紀元節<1>
皇紀2590年 2月11日 帝都東京
「若槻さんはやってくれましたね。これで欧州に介入する口実が出来た」
有坂総一郎はこの日箱根のとある旅館において東條-有坂枢軸の国内残留組とともに紀元節を祝賀する会合を開いていた。表向きは政官軍財の懇親会であるが、そこに集う人物は多彩である。
有坂コンツェルンは三大財閥とは一定の距離を置いて事業においては協調したり競合したりしているが、基本的には積極的に何かをしようとはしていなかった。そのためもあり、財閥と近しい関係の人物とはそれ程関係を深めてはいない。
とは言うものの、政治家では鉄道大臣経験者である仙石貢や後藤新平、総理大臣経験者では原敬や高橋是清など、官僚は岸信介、佐藤栄作、賀屋興宣、星野直樹など、軍人は東條英機、平賀譲、鈴木貫太郎、山下奉文、武藤章など、財界は小林一三、五島慶太、堤康次郎、鮎川義介、中島知久平など錚々たるメンバーが揃っている。
この旅館は史実よりも早く起きた箱根戦争で堤が真っ先に建設した旅館であり、堤帝国にとっては象徴的な存在だった。
「だが、プロパガンダの効果は各国で様々だろうが、合衆国を挑発し過ぎではないか?」
ブリストル社との関係で欧米通でもある中島は危惧を口にする。
「とは言っても、連中の強引さ、強欲さはワシントン軍縮会議の時から一向に変わっていない。今回は大英帝国も下心が見え過ぎだから合衆国が調子づくのも仕方ない」
鈴木は海軍の首脳だけあって大英帝国の狙いとそれが合衆国が付け上がっている理由だと分析していた。無論、鈴木は大英帝国の焦りも良く理解出来ていただけにどちらかと言えば大英帝国の肩を持つ側だった。
「しかし、フランスは宥めすかしてなんとかなるとしても、問題はポーランドとルーマニアだ。

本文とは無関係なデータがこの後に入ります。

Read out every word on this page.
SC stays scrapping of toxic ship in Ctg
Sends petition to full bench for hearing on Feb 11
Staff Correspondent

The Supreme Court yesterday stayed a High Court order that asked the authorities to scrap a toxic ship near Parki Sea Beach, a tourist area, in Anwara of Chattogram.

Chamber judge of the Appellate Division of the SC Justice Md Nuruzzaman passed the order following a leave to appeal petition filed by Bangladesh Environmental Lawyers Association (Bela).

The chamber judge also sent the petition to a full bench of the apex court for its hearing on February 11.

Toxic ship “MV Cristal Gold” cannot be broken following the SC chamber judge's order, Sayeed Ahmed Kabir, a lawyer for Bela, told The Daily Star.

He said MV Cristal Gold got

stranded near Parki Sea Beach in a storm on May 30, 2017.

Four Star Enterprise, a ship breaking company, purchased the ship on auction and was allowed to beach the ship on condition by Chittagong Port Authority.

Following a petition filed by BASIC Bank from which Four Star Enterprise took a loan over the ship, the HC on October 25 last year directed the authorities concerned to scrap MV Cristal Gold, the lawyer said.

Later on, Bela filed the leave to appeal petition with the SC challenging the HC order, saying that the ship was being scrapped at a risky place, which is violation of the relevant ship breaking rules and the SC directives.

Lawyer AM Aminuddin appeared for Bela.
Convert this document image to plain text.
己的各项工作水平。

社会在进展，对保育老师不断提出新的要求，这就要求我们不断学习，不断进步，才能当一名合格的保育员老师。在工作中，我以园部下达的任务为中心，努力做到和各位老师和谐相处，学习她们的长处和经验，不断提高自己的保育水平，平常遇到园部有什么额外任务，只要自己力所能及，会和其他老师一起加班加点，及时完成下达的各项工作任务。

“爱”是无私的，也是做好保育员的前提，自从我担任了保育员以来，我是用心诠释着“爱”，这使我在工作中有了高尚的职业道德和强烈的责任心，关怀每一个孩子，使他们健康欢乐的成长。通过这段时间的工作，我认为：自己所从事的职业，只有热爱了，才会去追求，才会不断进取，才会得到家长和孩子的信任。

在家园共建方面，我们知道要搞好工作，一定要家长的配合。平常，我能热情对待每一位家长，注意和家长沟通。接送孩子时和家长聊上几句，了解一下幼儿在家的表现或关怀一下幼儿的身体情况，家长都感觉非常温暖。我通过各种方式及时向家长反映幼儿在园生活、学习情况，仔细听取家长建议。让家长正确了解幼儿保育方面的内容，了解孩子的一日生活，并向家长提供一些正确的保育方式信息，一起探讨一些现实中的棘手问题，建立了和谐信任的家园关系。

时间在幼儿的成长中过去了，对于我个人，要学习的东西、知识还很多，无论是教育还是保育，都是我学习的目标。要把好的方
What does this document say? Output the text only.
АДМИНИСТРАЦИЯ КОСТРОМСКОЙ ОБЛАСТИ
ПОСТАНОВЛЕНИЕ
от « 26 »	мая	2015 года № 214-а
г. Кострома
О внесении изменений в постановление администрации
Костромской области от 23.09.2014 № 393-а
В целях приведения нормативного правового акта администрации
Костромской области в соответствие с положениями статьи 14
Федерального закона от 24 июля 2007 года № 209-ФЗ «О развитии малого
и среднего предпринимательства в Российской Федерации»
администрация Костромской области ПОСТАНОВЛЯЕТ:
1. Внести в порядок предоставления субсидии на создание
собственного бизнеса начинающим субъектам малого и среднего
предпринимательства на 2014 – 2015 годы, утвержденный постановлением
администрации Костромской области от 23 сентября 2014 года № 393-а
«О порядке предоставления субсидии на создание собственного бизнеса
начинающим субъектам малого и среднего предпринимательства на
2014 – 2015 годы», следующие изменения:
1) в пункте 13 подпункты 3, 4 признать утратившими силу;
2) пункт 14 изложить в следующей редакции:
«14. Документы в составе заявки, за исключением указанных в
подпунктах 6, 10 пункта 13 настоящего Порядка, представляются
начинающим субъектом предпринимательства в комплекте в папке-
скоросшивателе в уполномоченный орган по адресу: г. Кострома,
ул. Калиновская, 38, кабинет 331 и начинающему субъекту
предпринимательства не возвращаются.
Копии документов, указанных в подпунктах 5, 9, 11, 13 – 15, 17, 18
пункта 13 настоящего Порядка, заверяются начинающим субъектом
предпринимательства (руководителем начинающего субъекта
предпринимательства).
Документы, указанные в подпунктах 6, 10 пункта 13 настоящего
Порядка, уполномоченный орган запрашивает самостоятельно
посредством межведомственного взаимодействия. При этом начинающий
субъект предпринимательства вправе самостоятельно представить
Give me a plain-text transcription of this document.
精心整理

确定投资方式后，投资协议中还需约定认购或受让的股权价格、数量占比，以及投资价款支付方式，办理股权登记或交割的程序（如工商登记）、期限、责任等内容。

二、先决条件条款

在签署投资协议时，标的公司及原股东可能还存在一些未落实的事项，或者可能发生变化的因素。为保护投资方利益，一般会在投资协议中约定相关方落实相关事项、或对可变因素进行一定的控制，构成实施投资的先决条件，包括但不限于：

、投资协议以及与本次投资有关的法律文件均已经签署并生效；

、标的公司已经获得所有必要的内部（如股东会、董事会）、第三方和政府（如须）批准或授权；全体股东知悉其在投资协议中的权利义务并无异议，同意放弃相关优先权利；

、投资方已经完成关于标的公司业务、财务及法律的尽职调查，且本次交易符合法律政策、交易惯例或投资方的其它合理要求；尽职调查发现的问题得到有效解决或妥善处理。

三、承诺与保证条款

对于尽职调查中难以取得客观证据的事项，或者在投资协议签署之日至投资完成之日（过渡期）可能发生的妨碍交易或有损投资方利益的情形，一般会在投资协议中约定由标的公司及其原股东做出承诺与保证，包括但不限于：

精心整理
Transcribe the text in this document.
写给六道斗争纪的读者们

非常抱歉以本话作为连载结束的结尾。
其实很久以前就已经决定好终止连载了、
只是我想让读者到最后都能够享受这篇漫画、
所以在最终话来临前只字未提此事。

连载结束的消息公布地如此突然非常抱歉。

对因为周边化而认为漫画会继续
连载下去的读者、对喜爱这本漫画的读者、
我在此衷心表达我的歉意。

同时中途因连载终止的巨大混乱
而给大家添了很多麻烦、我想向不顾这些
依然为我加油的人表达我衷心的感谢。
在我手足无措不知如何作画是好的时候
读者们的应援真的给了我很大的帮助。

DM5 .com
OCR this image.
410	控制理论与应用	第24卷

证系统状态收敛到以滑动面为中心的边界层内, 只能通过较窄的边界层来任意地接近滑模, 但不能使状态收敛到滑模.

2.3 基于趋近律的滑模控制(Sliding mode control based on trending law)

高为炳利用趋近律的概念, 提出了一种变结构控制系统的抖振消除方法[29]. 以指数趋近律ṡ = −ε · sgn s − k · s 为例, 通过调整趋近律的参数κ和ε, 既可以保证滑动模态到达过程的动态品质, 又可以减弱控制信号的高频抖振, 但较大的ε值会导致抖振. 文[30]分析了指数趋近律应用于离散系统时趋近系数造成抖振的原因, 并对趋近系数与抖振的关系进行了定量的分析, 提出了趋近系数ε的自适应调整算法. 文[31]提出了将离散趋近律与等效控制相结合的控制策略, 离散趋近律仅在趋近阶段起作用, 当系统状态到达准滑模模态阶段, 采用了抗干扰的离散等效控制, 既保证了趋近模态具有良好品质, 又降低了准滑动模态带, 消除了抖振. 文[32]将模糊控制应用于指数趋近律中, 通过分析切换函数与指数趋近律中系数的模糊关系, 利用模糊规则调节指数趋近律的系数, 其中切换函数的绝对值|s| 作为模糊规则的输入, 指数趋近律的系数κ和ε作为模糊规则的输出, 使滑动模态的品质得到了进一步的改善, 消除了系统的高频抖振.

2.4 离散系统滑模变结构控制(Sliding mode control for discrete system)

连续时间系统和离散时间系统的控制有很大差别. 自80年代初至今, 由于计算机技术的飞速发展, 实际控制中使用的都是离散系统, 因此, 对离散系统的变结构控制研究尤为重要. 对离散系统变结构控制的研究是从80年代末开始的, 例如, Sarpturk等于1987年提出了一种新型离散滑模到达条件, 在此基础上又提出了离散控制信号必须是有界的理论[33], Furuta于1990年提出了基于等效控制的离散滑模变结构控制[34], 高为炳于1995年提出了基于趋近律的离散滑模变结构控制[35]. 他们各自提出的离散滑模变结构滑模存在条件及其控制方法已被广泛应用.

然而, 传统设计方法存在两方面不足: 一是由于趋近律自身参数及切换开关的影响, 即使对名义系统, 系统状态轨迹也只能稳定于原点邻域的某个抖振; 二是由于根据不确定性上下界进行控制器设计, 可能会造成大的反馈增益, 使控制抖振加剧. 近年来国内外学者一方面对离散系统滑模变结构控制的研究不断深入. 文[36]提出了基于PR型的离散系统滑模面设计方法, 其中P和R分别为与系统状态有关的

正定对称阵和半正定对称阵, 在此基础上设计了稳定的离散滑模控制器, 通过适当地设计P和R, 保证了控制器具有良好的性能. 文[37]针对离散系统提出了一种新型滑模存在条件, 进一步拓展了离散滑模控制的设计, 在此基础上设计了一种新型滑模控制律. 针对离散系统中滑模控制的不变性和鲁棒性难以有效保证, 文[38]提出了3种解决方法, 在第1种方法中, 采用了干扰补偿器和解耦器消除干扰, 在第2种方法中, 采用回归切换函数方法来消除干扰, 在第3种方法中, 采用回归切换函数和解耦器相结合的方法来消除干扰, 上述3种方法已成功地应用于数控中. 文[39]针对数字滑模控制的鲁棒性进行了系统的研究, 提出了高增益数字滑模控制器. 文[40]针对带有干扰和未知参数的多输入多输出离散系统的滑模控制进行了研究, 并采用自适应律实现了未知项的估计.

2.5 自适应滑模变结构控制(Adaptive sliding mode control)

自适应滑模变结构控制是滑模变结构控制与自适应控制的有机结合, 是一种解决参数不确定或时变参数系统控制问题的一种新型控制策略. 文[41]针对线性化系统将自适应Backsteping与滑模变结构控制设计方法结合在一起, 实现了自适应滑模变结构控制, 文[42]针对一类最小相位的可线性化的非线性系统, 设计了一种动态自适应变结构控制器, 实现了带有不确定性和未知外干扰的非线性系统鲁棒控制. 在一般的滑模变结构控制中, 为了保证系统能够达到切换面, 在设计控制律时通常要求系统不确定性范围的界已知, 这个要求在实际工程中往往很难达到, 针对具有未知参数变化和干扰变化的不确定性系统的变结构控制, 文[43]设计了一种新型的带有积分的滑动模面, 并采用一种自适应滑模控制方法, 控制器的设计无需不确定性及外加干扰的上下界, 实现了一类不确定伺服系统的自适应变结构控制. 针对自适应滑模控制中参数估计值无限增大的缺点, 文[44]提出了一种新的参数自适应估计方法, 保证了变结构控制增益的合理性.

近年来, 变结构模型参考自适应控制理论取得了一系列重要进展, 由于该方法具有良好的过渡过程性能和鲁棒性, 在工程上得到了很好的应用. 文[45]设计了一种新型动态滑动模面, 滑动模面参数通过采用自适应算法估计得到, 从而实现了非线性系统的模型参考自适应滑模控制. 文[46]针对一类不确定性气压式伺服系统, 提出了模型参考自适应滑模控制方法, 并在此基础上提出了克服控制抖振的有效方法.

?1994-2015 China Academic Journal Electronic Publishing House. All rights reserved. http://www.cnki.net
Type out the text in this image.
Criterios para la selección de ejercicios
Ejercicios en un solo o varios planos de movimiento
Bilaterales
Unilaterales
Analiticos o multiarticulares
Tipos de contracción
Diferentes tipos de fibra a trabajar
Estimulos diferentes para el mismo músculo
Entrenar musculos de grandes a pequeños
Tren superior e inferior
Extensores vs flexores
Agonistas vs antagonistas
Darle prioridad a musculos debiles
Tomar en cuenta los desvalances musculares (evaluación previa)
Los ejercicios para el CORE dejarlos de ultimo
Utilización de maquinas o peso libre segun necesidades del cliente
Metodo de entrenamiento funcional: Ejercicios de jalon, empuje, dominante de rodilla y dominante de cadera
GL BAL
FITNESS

早速抗議が外務省に来ている。内政干渉だと……無論、突っぱねたがね」
高橋は達磨宰相の名に相応しくない渋い顔で言った。
「流石に原案にあった”旭日旗は邪を撃ち破る正義の旗”云々を削ったのは正解だった。あれでは手に負えん合衆国まで激怒させかねんからな……我が帝国は新撰組ではないのだからな……欧州くんだりまで討ち入りなんぞ出来ぬのだぞ」
東條は高橋の言葉を継いでそう言うと総一郎に向かってもう勘弁してくれという表情を見せる。
「有坂君の発案だったが、アレは国際政治テロそのものだ。帝国臣民には受けるだろうが、それを実行させられる政府や軍部は迷惑千万……皇道派よりも質が悪い冗談……いや、アレは本気だったな……より質が悪い」
武藤は東條が敢えて言わなかった苦言を呈することで総一郎の暴走を未然に防ぐ役割を買って出たのであった。
「まぁ、それで、欧州に介入する口実は確かにこれで出来たが、本当にハプスブルク家を復帰させるつもりかね? その話を聞いたとき驚きで開いた口がふさがらなかったが……」
「大丈夫です。チャーチル卿に話を通して英国政界には根回しを依頼しております。時が来たらばオットー皇太子を擁して大英帝国の承認の上でハンガリー王、オーストリア皇帝として登板していただく予定です。無論、これは先の満州密約の中に含まれているものの一つです」
原の未だに信じられないという言葉に総一郎は密約の一部を開示した上で示した。
「だからあれだけ満州の油田権益で要求が増えたのだな……全く計算外のことをしないでくれるとありがたいのだがな……」
岸は不満そうに言うとタバコを咥えて続けた。
「当初の計算よりも譲渡枠が増えたおかげで商工省としては採掘計画の再検討をしなくてはならなくなったのだからな。他国のために国益のバラ売りはやめていただきたいものだ」
「兄さん、そのくらいで……それでも十分な採掘量でしょう? 当面、帝国では困ることはないのですから」
「いや、今後の航空機用燃料や艦船用重油など民生以外でも需要は増大するのだぞ、まして、遼河油田は重質油……ガソリンは殆ど作れんのだからな」
佐藤が宥めるが岸の不満は大きかった。